Having rebranded as Shaw and Partners and hired former Macquarie Private wealth chief executive, Earl Evans, in February 2015, chairman Paul Masi said the move represents a part of the company’s expansion into the financial advice industry.
“Our new head of private wealth, Earl Evans, has already signed 15 quality practitioners during the past three months alone and more are in the pipeline,” Mr Masi said.
“This high number of advisers is validation that more and more advisers from other practices, across Australia, recognise the benefits of being part of Shaw and Partners.
“We are also very close to appointing a new head of our institutional business,” he said.
Mr Masi added there will be considerable attention paid to minimising conflicts of interest within the advice business and the firm’s teams will be focused on providing holistic and non-aligned financial services.
“Our strong compliance regime and our cautious approach to organisational growth means we have not seen some of the issues being experienced across the rest of the industry,” he said.
“Our teams are non-aligned and do not push products. We have a business model that aims to minimise any conflicts of interest. This sets down a solid base for our ongoing and successful partnership with our teams and clients,” Mr Masi said.

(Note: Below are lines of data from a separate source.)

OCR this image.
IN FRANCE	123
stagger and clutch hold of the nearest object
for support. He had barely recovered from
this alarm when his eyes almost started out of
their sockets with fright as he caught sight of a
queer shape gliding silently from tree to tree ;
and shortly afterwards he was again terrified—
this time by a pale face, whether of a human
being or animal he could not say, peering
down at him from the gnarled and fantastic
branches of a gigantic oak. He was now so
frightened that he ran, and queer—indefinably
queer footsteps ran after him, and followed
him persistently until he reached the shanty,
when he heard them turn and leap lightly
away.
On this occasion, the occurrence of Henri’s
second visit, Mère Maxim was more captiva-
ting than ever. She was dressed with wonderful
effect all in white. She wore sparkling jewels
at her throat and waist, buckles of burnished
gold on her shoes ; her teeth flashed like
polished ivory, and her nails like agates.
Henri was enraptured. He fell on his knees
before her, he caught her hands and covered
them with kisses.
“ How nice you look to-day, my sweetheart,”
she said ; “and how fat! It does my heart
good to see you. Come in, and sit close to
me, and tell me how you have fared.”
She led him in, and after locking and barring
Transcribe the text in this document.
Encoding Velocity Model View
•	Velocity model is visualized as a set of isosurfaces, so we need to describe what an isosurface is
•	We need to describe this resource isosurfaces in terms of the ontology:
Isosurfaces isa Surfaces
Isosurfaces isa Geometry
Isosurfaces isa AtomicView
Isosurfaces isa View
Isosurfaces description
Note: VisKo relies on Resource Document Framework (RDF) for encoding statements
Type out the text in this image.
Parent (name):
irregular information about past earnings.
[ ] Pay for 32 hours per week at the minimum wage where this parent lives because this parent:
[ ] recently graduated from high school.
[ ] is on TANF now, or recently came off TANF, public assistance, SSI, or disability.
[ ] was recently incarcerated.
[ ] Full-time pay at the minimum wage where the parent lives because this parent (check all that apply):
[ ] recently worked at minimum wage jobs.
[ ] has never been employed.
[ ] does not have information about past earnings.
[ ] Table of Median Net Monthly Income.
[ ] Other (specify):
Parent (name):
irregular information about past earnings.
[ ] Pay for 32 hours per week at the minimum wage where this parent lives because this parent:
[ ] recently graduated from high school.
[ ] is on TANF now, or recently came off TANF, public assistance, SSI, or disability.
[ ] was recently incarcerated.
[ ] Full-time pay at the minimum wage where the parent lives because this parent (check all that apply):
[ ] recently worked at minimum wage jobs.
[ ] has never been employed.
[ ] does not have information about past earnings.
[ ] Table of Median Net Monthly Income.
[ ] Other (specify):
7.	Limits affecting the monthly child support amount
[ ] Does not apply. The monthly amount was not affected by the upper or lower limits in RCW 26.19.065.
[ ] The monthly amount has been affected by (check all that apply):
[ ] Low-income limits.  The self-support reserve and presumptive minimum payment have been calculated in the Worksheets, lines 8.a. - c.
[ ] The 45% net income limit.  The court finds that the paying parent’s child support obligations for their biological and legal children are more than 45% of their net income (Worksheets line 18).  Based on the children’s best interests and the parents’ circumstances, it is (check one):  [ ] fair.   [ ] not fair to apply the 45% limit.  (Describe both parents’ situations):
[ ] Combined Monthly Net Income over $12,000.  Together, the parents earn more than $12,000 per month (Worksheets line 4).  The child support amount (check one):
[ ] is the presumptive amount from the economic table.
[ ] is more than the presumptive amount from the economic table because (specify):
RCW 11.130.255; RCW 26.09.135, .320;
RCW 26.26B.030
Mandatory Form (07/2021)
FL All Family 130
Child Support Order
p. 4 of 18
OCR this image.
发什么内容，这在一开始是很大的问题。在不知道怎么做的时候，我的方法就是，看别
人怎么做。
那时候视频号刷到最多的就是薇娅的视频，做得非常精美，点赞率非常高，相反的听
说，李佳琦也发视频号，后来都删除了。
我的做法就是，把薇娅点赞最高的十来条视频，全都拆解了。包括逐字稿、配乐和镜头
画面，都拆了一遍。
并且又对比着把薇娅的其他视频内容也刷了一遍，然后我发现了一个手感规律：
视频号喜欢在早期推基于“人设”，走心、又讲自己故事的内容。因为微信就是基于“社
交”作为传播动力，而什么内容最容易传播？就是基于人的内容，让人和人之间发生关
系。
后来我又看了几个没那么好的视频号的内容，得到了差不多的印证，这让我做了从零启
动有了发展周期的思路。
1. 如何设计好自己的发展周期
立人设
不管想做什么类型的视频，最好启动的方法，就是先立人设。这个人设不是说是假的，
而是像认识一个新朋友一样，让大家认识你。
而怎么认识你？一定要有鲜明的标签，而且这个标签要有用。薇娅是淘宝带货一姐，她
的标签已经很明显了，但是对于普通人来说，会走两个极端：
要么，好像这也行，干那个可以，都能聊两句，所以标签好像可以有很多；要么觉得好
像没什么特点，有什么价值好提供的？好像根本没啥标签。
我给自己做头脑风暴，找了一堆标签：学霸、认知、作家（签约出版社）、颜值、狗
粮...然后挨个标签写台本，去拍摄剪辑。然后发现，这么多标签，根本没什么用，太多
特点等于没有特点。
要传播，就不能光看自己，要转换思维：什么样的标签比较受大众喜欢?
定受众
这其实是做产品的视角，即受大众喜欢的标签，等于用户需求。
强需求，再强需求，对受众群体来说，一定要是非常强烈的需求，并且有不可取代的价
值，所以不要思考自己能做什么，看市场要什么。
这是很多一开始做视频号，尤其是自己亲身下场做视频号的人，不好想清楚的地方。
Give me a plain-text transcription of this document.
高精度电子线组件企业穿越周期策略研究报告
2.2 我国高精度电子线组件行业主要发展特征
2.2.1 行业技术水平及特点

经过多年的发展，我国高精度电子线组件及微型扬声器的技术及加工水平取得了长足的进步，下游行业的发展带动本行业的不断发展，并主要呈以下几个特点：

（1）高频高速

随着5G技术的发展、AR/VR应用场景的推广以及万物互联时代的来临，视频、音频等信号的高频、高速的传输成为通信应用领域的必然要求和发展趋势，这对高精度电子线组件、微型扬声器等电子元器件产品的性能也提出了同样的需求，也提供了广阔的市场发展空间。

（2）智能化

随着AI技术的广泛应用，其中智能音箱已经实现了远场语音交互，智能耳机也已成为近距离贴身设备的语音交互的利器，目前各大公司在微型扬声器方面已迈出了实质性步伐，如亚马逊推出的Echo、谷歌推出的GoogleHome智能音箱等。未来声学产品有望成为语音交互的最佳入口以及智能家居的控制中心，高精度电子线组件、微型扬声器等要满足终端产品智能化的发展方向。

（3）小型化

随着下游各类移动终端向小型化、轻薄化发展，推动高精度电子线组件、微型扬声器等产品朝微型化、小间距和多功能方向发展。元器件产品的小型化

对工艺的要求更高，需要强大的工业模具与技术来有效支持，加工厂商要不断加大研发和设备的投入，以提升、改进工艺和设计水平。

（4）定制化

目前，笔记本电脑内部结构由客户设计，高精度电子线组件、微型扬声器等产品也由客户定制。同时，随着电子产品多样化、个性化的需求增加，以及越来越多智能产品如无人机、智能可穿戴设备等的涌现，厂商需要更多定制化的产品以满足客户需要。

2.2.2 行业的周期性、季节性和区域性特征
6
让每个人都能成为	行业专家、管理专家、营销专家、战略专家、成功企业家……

The same fellow who speared Macquarie with the enforceable undertaking from ASIC? And the same chap who sank several hundred million $AUS in Canada a few years ago, doing exactly the same thing: Rapidly expanding and overpaying for mercenary advisors who will never make up the cost of signing them on? If I were a Shaw shareholder, I would pay attention to how much is spent on this expansion against the actual return to the firm. Shaw was barely profitable last year, I would bet they’re in the red now from this ‘expansion’.